8 Eens gingen de bomen op weg om een koning over zich te zalven. Ze zeiden tegen de olijfboom: Wees koning over ons!
9 Maar de olijfboom zei tegen hen: Zou ik mijn olie opgeven, die God en de mensen in mij prijzen, en zou ik weggaan om boven de andere bomen te zweven?
10 Toen zeiden de bomen tegen de vijgenboom: Komt u, wees koning over ons!
11 Maar de vijgenboom zei tegen hen: Zou ik mijn zoetigheid en mijn goede vrucht opgeven, en zou ik weggaan om boven de andere bomen te zweven?
12 Toen zeiden de bomen tegen de wijnstok: Komt u, wees koning over ons!
13 Maar de wijnstok zei tegen hen: Zou ik mijn nieuwe wijn opgeven, die God en mensen vrolijk maakt, en zou ik weggaan om boven de andere bomen te zweven?

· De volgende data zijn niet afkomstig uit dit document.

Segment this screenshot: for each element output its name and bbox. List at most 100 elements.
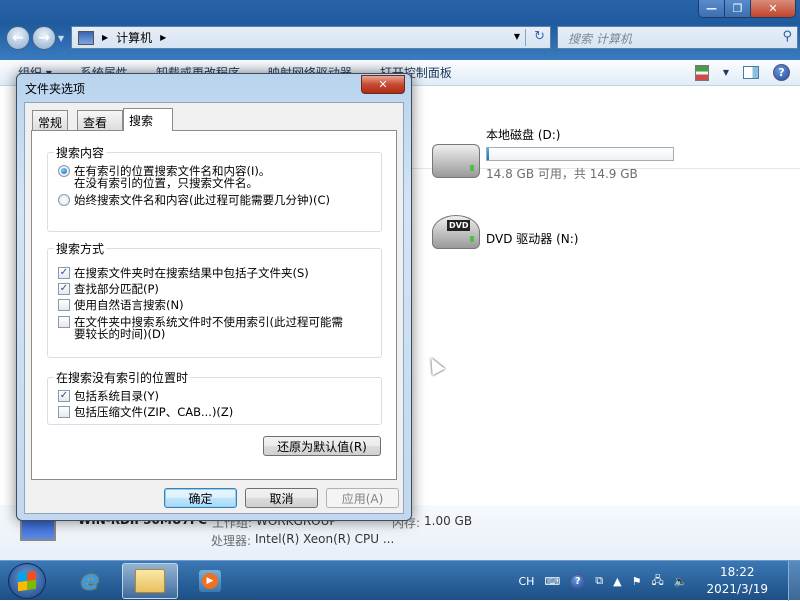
dialog-title: 文件夹选项 bbox=[25, 82, 86, 96]
media-player-icon: ▶ bbox=[199, 570, 221, 592]
memory-value: 1.00 GB bbox=[424, 514, 473, 528]
search-icon[interactable]: ⚲ bbox=[782, 29, 792, 44]
refresh-icon[interactable]: ↻ bbox=[534, 29, 545, 44]
drive-usage-bar bbox=[486, 147, 674, 161]
radio-unselected-icon[interactable] bbox=[58, 194, 70, 206]
volume-icon[interactable]: 🔈 bbox=[674, 575, 688, 588]
close-button[interactable]: ✕ bbox=[751, 0, 795, 17]
recent-pages-dropdown[interactable]: ▼ bbox=[58, 34, 64, 43]
drive-d[interactable]: 本地磁盘 (D:) 14.8 GB 可用，共 14.9 GB bbox=[432, 126, 674, 182]
ok-button[interactable]: 确定 bbox=[164, 488, 237, 508]
help-icon[interactable]: ? bbox=[773, 64, 790, 81]
dialog-body: 常规 查看 搜索 搜索内容 在有索引的位置搜索文件名和内容(I)。 在没有索引的位… bbox=[24, 102, 404, 514]
help-icon[interactable]: ? bbox=[570, 573, 586, 589]
breadcrumb-computer[interactable]: 计算机 bbox=[116, 29, 152, 46]
dialog-close-button[interactable]: ✕ bbox=[361, 75, 405, 94]
group-label: 搜索方式 bbox=[54, 240, 107, 257]
checkbox-label: 包括压缩文件(ZIP、CAB...)(Z) bbox=[74, 405, 234, 419]
group-label: 在搜索没有索引的位置时 bbox=[54, 369, 191, 386]
taskbar: e ▶ CH ⌨ ? ⧉ ▲ ⚑ 🖧 🔈 18:22 2021/3/19 bbox=[0, 560, 800, 601]
radio-label: 始终搜索文件名和内容(此过程可能需要几分钟)(C) bbox=[74, 193, 330, 207]
search-input[interactable]: 搜索 计算机 ⚲ bbox=[557, 26, 798, 49]
search-method-group: 搜索方式 ✓ 在搜索文件夹时在搜索结果中包括子文件夹(S) ✓ 查找部分匹配(P… bbox=[47, 240, 382, 358]
tab-general[interactable]: 常规 bbox=[32, 110, 69, 131]
windows-logo-icon bbox=[18, 570, 36, 592]
cpu-value: Intel(R) Xeon(R) CPU ... bbox=[255, 532, 395, 546]
system-tray: CH ⌨ ? ⧉ ▲ ⚑ 🖧 🔈 18:22 2021/3/19 bbox=[513, 561, 800, 601]
clock-time: 18:22 bbox=[719, 565, 755, 579]
search-content-group: 搜索内容 在有索引的位置搜索文件名和内容(I)。 在没有索引的位置，只搜索文件名。… bbox=[47, 144, 382, 232]
clock[interactable]: 18:22 2021/3/19 bbox=[706, 564, 768, 598]
folder-options-dialog: 文件夹选项 ✕ 常规 查看 搜索 搜索内容 在有索引的位置搜索文件名和内容(I)… bbox=[16, 73, 412, 521]
radio-indexed-search[interactable]: 在有索引的位置搜索文件名和内容(I)。 在没有索引的位置，只搜索文件名。 bbox=[58, 165, 270, 189]
drive-usage-fill bbox=[487, 148, 490, 160]
minimize-button[interactable]: — bbox=[699, 0, 725, 17]
window-controls: — ❐ ✕ bbox=[698, 0, 796, 18]
show-desktop-button[interactable] bbox=[788, 561, 800, 601]
tab-search[interactable]: 搜索 bbox=[123, 108, 173, 131]
computer-icon bbox=[78, 30, 94, 45]
breadcrumb-chevron-icon[interactable]: ▶ bbox=[160, 33, 166, 42]
action-center-flag-icon[interactable]: ⚑ bbox=[632, 575, 642, 588]
back-arrow-icon: ← bbox=[12, 30, 24, 46]
forward-arrow-icon: → bbox=[38, 30, 50, 46]
change-view-icon[interactable] bbox=[694, 64, 709, 81]
cpu-label: 处理器: bbox=[211, 534, 252, 548]
checkbox-unchecked-icon[interactable] bbox=[58, 406, 70, 418]
address-dropdown-icon[interactable]: ▼ bbox=[514, 32, 520, 41]
restore-button[interactable]: ❐ bbox=[725, 0, 751, 17]
checkbox-label: 查找部分匹配(P) bbox=[74, 282, 159, 296]
address-separator bbox=[525, 29, 526, 46]
address-bar[interactable]: ▶ 计算机 ▶ ▼ ↻ bbox=[71, 26, 551, 49]
checkbox-sublabel: 要较长的时间)(D) bbox=[74, 327, 166, 341]
drive-free-space: 14.8 GB 可用，共 14.9 GB bbox=[486, 167, 638, 181]
checkbox-label: 包括系统目录(Y) bbox=[74, 389, 159, 403]
clock-date: 2021/3/19 bbox=[706, 582, 768, 596]
show-hidden-icons[interactable]: ▲ bbox=[613, 575, 621, 588]
checkbox-include-system-dirs[interactable]: ✓ 包括系统目录(Y) bbox=[58, 390, 159, 402]
drive-n[interactable]: DVD DVD 驱动器 (N:) bbox=[432, 215, 579, 249]
internet-explorer-icon: e bbox=[81, 566, 99, 596]
taskbar-ie[interactable]: e bbox=[62, 563, 118, 599]
checkbox-include-compressed[interactable]: 包括压缩文件(ZIP、CAB...)(Z) bbox=[58, 406, 233, 418]
tab-view[interactable]: 查看 bbox=[77, 110, 123, 131]
radio-always-search-contents[interactable]: 始终搜索文件名和内容(此过程可能需要几分钟)(C) bbox=[58, 194, 330, 206]
keyboard-icon[interactable]: ⌨ bbox=[544, 575, 560, 588]
view-dropdown-icon[interactable]: ▼ bbox=[723, 68, 729, 77]
checkbox-no-index-system-files[interactable]: 在文件夹中搜索系统文件时不使用索引(此过程可能需 要较长的时间)(D) bbox=[58, 316, 343, 340]
language-indicator[interactable]: CH bbox=[518, 575, 534, 588]
search-placeholder: 搜索 计算机 bbox=[568, 32, 632, 46]
checkbox-label: 在搜索文件夹时在搜索结果中包括子文件夹(S) bbox=[74, 266, 309, 280]
drive-name: 本地磁盘 (D:) bbox=[486, 128, 561, 142]
checkbox-unchecked-icon[interactable] bbox=[58, 316, 70, 328]
taskbar-explorer[interactable] bbox=[122, 563, 178, 599]
search-tab-panel: 搜索内容 在有索引的位置搜索文件名和内容(I)。 在没有索引的位置，只搜索文件名。… bbox=[31, 130, 397, 480]
group-label: 搜索内容 bbox=[54, 144, 107, 161]
checkbox-checked-icon[interactable]: ✓ bbox=[58, 283, 70, 295]
checkbox-checked-icon[interactable]: ✓ bbox=[58, 267, 70, 279]
taskbar-media-player[interactable]: ▶ bbox=[182, 563, 238, 599]
folder-icon bbox=[135, 569, 165, 593]
restore-defaults-button[interactable]: 还原为默认值(R) bbox=[263, 436, 381, 456]
forward-button[interactable]: → bbox=[32, 26, 56, 50]
checkbox-partial-match[interactable]: ✓ 查找部分匹配(P) bbox=[58, 283, 159, 295]
apply-button[interactable]: 应用(A) bbox=[326, 488, 399, 508]
checkbox-natural-language[interactable]: 使用自然语言搜索(N) bbox=[58, 299, 184, 311]
start-button[interactable] bbox=[8, 563, 46, 599]
checkbox-checked-icon[interactable]: ✓ bbox=[58, 390, 70, 402]
ime-options-icon[interactable]: ⧉ bbox=[595, 574, 603, 588]
checkbox-label: 使用自然语言搜索(N) bbox=[74, 298, 184, 312]
hard-drive-icon bbox=[432, 144, 480, 178]
network-icon[interactable]: 🖧 bbox=[652, 572, 664, 591]
close-icon: ✕ bbox=[378, 78, 388, 91]
radio-sublabel: 在没有索引的位置，只搜索文件名。 bbox=[74, 176, 258, 190]
dvd-drive-icon: DVD bbox=[432, 215, 480, 249]
breadcrumb-chevron-icon[interactable]: ▶ bbox=[102, 33, 108, 42]
radio-selected-icon[interactable] bbox=[58, 165, 70, 177]
non-indexed-group: 在搜索没有索引的位置时 ✓ 包括系统目录(Y) 包括压缩文件(ZIP、CAB..… bbox=[47, 369, 382, 425]
checkbox-unchecked-icon[interactable] bbox=[58, 299, 70, 311]
preview-pane-icon[interactable] bbox=[743, 66, 759, 79]
cancel-button[interactable]: 取消 bbox=[245, 488, 318, 508]
back-button[interactable]: ← bbox=[6, 26, 30, 50]
checkbox-include-subfolders[interactable]: ✓ 在搜索文件夹时在搜索结果中包括子文件夹(S) bbox=[58, 267, 309, 279]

14 Ten slotte zeiden al de bomen tegen de doornstruik: Kom, weest u koning over ons!
15 En de doornstruik zei tegen de bomen: Als u mij naar waarheid tot koning over u zalft, kom dan en neem de toevlucht in mijn schaduw. Maar zo niet, laat er dan vuur uitgaan van de doornstruik, dat de ceders van de Libanon zal verteren.